All'ex presidente, al suo dg e al cfo Baldassarri tre anni e mezzo per «ostacolo alla vigilanza» sui derivati nascosti

Tutti condannati gli ex vertici del Monte dei Paschi nel processo celebrato a Siena con il capo di imputazione di ostacolo all'autorità di Vigilanza. L'ex presidente Giuseppe Mussari, l'ex direttore generale Antonio Vigni e l'ex direttore finanziario Gianluca Baldassarri sono stati condannati a tre anni e mezzo di reclusione e a cinque anni di interdizione dai pubblici uffici. Le condanne non sono eseguibili in quanto i tre imputati hanno annunciato che presenteranno appello.

Il tribunale, presieduto da Leonardo Grassi, dopo una camera di consiglio durata circa 4 ore, ieri pomeriggio ha accolto parzialmente le richieste dei tre pm senesi Aldo Natalini, Antonino Nastasi e Giuseppe Grosso la cui requisitoria si era conclusa invocando per Mussari una pena di 7 anni e per gli altri due rinviati a giudizio, di sei anni. Il risarcimento per l'unica parte civile che si era costituita, la Banca d'Italia, sarà stabilito in separata sede.

Il processo, denominato «Alexandria», prendeva il nome dal contratto (mandate agreement ) stipulato nel 2009 da Mps con la banca giapponese Nomura che ristrutturava il derivato Alexandria. Con quella operazione, acquistando 3 miliardi di Btp, il Monte nel 2009 spalmò 220 milioni di perdita contabile in 25 anni. In quel modo la banca poté distribuire un dividendo agli azionisti di risparmio e ai titolari del bond Fresh, un finanziamento da un miliardo erogato da Jp Morgan per l'acquisizione di Antonveneta. Particolarmente duro il pm Grosso che, durante la requisitoria, ha parlato di Mussari come «regista e attore di un film drammatico che aveva come sceneggiatore dei silenzi Gianluca Baldassarri e aiuto regista Antonio Vigni», un film «che ha lasciato un'eredità pesante, tale da minare non solo il Monte dei Paschi, ma la credibilità dell'intero sistema bancario italiano». Un chiaro attacco all'arringa dei difensori dell'ex numero uno che hanno cercato di alleggerirne la posizione puntando sulla sua scarsa conoscenza dei meccanismi della grande finanza.

Il mandate agreement , custodito nella cassaforte di Vigni, non era mai stato denunciato alla Banca d'Italia (di qui l'accusa di ostacolo all'attività di vigilanza), nemmeno nel corso delle ispezioni.

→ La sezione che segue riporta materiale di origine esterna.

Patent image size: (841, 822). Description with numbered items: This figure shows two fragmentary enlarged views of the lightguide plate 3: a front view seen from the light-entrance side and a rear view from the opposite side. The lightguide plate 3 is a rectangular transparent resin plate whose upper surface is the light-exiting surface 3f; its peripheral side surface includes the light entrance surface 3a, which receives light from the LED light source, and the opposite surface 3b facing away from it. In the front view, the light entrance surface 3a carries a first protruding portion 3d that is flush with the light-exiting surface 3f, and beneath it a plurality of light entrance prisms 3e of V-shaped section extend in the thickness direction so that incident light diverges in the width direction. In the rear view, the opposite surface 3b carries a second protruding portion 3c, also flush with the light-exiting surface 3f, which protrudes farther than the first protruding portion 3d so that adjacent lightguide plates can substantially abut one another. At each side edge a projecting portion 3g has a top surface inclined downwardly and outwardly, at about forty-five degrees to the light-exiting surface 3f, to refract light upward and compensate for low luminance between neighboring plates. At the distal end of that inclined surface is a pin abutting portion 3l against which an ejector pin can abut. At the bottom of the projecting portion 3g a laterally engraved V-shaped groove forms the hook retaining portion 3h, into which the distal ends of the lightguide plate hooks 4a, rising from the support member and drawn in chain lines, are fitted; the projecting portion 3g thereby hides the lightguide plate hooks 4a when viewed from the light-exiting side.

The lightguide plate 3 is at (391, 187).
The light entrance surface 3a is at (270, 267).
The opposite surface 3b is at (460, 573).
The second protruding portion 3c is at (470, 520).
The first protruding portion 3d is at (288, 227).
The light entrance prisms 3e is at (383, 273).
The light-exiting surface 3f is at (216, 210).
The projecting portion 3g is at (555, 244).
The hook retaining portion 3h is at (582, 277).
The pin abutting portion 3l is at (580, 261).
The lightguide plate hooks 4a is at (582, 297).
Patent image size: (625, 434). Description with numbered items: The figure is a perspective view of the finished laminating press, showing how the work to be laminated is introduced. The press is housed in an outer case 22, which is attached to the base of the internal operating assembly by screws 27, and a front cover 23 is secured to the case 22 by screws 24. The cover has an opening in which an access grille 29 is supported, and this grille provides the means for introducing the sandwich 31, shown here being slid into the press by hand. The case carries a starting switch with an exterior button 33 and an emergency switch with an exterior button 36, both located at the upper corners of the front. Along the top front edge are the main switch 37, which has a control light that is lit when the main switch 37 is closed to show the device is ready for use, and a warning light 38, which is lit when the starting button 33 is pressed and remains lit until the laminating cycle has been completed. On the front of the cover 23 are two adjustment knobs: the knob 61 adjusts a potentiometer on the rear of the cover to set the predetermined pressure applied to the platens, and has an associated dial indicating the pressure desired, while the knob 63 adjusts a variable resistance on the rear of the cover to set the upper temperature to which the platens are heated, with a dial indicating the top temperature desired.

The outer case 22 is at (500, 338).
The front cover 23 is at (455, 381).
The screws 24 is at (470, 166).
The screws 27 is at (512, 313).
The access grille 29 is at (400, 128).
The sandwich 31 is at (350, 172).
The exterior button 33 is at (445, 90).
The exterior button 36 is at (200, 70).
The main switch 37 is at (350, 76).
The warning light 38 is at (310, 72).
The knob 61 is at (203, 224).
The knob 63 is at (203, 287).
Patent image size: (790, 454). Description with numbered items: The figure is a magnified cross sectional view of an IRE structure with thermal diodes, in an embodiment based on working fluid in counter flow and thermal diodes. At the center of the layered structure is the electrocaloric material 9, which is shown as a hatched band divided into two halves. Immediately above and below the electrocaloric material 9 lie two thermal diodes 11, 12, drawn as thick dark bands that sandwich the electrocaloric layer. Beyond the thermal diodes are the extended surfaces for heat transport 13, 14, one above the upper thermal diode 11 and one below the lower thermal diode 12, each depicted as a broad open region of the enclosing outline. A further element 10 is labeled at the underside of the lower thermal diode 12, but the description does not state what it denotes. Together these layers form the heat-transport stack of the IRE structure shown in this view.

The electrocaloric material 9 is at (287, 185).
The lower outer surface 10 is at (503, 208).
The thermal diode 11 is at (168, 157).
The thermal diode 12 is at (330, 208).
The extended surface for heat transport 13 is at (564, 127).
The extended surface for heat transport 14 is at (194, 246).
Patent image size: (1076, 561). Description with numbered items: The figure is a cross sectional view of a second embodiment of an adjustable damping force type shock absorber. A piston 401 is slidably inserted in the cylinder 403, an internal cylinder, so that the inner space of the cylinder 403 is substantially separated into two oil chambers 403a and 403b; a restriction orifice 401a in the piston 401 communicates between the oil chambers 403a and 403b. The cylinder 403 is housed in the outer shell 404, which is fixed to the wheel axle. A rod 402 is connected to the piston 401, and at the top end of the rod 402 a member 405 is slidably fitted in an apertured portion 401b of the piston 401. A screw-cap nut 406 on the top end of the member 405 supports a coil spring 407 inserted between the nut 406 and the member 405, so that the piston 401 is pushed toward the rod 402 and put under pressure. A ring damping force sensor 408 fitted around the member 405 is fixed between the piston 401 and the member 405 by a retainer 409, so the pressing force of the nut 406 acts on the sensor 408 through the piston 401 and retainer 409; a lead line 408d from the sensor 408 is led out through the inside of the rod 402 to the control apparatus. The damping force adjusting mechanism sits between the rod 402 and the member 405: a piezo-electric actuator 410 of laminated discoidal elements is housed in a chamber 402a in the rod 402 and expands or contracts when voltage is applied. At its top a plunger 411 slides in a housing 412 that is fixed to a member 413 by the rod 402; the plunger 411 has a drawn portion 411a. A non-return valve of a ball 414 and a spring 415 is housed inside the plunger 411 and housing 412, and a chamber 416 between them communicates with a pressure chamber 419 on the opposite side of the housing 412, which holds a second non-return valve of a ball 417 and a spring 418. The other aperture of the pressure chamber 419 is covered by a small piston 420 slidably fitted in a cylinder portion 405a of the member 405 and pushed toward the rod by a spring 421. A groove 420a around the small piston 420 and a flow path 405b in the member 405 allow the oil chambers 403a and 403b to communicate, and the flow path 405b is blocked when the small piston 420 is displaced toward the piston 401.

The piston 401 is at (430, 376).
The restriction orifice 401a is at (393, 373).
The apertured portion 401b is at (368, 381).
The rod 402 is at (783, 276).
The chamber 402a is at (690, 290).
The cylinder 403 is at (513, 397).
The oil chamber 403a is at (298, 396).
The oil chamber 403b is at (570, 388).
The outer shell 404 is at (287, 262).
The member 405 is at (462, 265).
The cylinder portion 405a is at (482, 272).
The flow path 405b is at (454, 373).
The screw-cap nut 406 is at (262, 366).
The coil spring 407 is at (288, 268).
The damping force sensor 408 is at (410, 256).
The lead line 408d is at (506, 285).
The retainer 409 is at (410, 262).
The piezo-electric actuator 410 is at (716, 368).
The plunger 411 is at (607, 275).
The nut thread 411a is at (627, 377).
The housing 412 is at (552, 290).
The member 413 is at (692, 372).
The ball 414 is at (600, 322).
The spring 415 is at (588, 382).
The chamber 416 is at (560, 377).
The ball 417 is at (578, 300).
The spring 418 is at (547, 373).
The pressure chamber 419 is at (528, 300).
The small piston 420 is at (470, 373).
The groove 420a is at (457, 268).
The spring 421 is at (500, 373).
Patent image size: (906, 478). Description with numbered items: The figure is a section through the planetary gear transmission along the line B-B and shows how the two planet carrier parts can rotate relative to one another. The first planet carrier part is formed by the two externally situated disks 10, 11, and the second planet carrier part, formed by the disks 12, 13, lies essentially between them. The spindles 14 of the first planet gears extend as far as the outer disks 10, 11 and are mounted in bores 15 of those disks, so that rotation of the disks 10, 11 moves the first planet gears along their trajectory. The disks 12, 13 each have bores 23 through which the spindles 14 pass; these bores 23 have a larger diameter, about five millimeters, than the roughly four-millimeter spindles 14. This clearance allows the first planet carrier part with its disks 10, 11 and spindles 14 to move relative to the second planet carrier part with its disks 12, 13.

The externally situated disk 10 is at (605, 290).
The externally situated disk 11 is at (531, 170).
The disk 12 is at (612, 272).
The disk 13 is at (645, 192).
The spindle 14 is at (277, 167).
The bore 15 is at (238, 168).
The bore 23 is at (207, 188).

Solo a inizio 2013 i nuovi vertici dell'istituto, il presidente Alessandro Profumo e l'ad Fabrizio Viola, ne hanno dato conoscenza al mercato. La successiva ristrutturazione (assieme a quella dell'altro derivato Santorini) ha determinato una perdita aggiuntiva di 700 milioni nel bilancio 2012 e costretto la banca a chiedere 500 milioni in più di Monti-bond, rispetto ai 3,5 miliardi inizialmente preventivati.

«La Procura è contenta per il fatto che l'impianto accusatorio ha retto sia pure con una rideterminazione della pena. Il tribunale ha riconosciuto che c'è stato un evento di danno in concreto», hanno commentato i magistrati. Le difese, invece, hanno immediatamente annunciato il ricorso. «Siamo molto sorpresi e ovviamente faremo appello», ha detto Fabio Pisillo, uno degli avvocati di Mussari.

«Non sono soddisfatto quando vinco, figuriamoci quando perdo», ha aggiunto l'avvocato Franco Coppi, difensore di Vigni.

Un'altra pagina di questa vicenda giudiziaria sarà scritta dalla Procura di Milano che ha avocato a sé i filoni principali di inchiesta su Antonveneta e su Alexandria, relativi a un'ipotesi di reato di aggiotaggio.